Der zweite Wettkampftag war leider nicht von Wetterglück gekennzeichnet. Dauerregen und mangelnder Wind machten der Wettfahrtleitung am Samstag einen Strich durch die Rechnung. Erst am Sonntagmorgen konnte die dritte Wettfahrt bei strömendem Regen angeschossen werden. Aufgrund von Massenfrühstarts verzögerte sich allerdings die Wettfahrt. Bei ein bis zwei Windstärken und leicht drehenden Winden war taktisches Segeln auf dem langen Kreuzkurs entlang der Promenade der ehemals freien Reichsstadt Überlingen gefragt. So war es nicht verwunderlich, dass der Laufsieg am Ende an einen Revierkundigen ging. Torsten Müller vom Yacht-Club Meersburg und seine Crew ließen das Feld hinter sich. Knapp dahinter folgten allerdings schon zwei Schweizer Crews vom Regattaverein Brunnen. Sie kamen mit den Bedingungen trotz fremdem Revier bestens zurecht. Der abschließende, vierte Lauf sollte nun die Entscheidung bringen. Da ab vier Wettfahrten die schlechteste gestrichen wird, hofften alle Teilnehmer auf eine gute Platzierung. Der Übermut sorgte abermals für einen Massenfrühstart. Da dieser Startversuch mit der sogenannten „Black Flag“ gestartet wurde, wurden die Frühstarter sofort disqualifiziert, was eine Dezimierung des Feldes zur Folge hatte. Nach spannenden Positionskämpfen siegte die Crew um den Konstanzer Sven Holzer vor Thomas Kausen, dem der Sieg damit nicht mehr zu nehmen war, und Michael Aue vom Segelclub Oehningen. Bei der Siegerehrung bedankte sich der Wettfahrtleiter Tilmann Krackhardt nicht nur bei den Teilnehmern für ihr Durchhaltevermögen trotz Dauerregens, sondern auch bei der Stadt Überlingen für die Überlassung der Außenfläche des Seesportplatzes für Übernachtungsfahrzeuge und Bootstrailer. Ohne dieses Entgegenkommen der Stadtverwaltung wäre eine so hochrangige Regatta in Überlingen nicht möglich. (Max Pfeiffer)

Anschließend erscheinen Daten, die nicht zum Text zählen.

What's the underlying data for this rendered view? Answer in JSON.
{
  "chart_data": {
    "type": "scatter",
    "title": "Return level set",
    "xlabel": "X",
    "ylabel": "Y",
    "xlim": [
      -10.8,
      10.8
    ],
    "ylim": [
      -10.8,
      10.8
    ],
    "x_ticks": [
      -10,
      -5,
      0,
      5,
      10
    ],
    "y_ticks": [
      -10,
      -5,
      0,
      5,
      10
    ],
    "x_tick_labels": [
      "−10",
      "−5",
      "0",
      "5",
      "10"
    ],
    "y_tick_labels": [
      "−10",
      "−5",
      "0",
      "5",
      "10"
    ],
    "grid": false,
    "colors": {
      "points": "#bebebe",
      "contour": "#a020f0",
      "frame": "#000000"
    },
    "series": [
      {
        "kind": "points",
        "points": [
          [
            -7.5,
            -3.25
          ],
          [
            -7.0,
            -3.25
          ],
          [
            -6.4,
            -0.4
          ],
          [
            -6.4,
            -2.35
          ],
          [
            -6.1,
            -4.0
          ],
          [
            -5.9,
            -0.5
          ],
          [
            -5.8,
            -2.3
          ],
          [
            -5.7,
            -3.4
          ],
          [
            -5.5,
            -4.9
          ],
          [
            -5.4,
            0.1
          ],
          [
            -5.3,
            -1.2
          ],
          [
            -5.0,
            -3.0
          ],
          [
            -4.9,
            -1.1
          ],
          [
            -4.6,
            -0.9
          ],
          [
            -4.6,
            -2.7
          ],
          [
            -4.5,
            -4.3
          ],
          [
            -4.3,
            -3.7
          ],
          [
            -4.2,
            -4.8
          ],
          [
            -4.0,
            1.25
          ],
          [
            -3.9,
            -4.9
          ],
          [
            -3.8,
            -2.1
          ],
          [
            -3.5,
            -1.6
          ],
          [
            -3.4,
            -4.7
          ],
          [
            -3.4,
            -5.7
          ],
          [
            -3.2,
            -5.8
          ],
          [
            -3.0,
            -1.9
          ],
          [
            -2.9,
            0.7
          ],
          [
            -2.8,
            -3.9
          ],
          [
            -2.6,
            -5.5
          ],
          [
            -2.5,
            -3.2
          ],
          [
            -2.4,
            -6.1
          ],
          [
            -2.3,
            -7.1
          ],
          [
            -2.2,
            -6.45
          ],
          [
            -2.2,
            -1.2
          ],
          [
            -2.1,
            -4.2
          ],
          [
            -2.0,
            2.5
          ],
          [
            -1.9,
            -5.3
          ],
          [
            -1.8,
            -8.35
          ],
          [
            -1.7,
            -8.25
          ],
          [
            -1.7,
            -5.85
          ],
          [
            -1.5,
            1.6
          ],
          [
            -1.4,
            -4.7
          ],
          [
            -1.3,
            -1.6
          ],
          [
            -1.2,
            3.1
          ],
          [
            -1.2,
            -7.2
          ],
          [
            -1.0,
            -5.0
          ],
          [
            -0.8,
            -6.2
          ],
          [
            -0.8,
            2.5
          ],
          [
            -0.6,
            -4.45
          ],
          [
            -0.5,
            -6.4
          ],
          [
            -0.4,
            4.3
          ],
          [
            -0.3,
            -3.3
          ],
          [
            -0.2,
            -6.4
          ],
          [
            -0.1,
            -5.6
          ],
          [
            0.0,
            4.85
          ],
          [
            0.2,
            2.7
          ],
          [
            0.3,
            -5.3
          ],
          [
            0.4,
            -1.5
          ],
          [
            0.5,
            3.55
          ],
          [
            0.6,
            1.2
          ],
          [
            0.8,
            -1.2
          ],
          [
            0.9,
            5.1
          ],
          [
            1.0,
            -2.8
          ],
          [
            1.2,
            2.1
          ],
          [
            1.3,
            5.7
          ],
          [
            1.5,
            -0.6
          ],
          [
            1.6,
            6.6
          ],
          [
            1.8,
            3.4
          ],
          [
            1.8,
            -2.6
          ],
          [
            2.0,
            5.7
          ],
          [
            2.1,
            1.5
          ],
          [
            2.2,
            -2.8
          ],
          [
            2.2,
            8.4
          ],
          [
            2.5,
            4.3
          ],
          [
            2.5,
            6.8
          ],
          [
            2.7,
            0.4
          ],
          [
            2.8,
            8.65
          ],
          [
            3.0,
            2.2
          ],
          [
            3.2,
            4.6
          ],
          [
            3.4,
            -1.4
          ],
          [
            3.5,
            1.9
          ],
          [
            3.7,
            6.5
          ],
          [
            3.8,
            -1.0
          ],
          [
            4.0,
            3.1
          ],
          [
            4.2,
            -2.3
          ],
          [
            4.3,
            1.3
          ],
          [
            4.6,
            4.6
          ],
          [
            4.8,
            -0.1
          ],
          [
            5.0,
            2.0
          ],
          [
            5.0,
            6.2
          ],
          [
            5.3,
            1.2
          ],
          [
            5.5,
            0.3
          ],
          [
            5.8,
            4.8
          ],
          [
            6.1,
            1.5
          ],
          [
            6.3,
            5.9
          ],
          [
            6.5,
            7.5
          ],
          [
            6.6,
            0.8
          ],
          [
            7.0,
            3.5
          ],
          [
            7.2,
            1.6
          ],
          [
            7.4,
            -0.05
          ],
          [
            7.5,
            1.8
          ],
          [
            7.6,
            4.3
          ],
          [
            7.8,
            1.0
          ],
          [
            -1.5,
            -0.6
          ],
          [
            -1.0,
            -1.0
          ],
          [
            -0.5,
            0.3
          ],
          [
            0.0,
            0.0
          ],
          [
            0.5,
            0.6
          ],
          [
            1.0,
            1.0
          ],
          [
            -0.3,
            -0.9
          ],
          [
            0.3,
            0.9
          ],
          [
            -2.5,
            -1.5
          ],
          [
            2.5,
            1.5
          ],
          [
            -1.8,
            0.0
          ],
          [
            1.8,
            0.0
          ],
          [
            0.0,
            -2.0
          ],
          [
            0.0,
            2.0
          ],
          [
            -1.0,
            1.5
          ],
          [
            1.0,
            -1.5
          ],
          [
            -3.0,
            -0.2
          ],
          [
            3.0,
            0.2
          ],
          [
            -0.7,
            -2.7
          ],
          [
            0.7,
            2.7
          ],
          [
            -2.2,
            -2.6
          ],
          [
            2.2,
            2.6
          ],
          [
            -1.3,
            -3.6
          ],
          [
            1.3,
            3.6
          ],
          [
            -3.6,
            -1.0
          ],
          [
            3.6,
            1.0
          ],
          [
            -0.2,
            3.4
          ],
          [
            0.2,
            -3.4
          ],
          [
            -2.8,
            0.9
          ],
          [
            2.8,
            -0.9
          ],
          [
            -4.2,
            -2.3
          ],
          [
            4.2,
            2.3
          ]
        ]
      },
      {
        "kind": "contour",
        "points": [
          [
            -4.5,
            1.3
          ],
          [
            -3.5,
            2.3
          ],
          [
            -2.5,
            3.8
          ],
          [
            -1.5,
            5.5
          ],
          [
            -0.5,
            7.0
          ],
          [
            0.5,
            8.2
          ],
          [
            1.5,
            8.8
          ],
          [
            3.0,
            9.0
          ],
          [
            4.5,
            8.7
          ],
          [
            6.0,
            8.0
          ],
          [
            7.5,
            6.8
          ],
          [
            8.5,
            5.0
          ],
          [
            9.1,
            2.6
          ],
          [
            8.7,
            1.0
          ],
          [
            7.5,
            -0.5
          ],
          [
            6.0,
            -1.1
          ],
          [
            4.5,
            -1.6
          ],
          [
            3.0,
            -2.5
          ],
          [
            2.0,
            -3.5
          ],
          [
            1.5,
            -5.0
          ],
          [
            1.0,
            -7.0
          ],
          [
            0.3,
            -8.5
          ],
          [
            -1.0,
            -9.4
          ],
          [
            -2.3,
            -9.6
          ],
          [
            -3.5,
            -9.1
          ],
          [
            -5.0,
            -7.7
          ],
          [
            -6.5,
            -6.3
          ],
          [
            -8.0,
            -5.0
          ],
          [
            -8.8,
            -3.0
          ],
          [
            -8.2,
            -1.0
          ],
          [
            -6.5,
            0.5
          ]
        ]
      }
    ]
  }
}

Ergebnisse 1.Drittel (39 Boote)

1.Kausen (Berlin) 5 P., 2.Zech (Brunnen/SUI) 10 P., 3.Stadler (Simssee) 13 P., 4.Viehweger (Loerick) 21 P., 5.Göttel (Herrsching) 27 P., 6.Fuchs (Überlingen) 30 P., 7.Roßbach (Wannsee) 30 P., 8.Swoboda (Berlin) 31 P., 9.Holzer (Konstanz) 36 P., 10.Kugler (Brunnen/SUI) 36 P., 11.Beuster (Scharmützelsee) 36 P., 12.Pesendorfer (Ebensee/AUT) 36 P., 13.Kränkle (Meersburg) 37 P.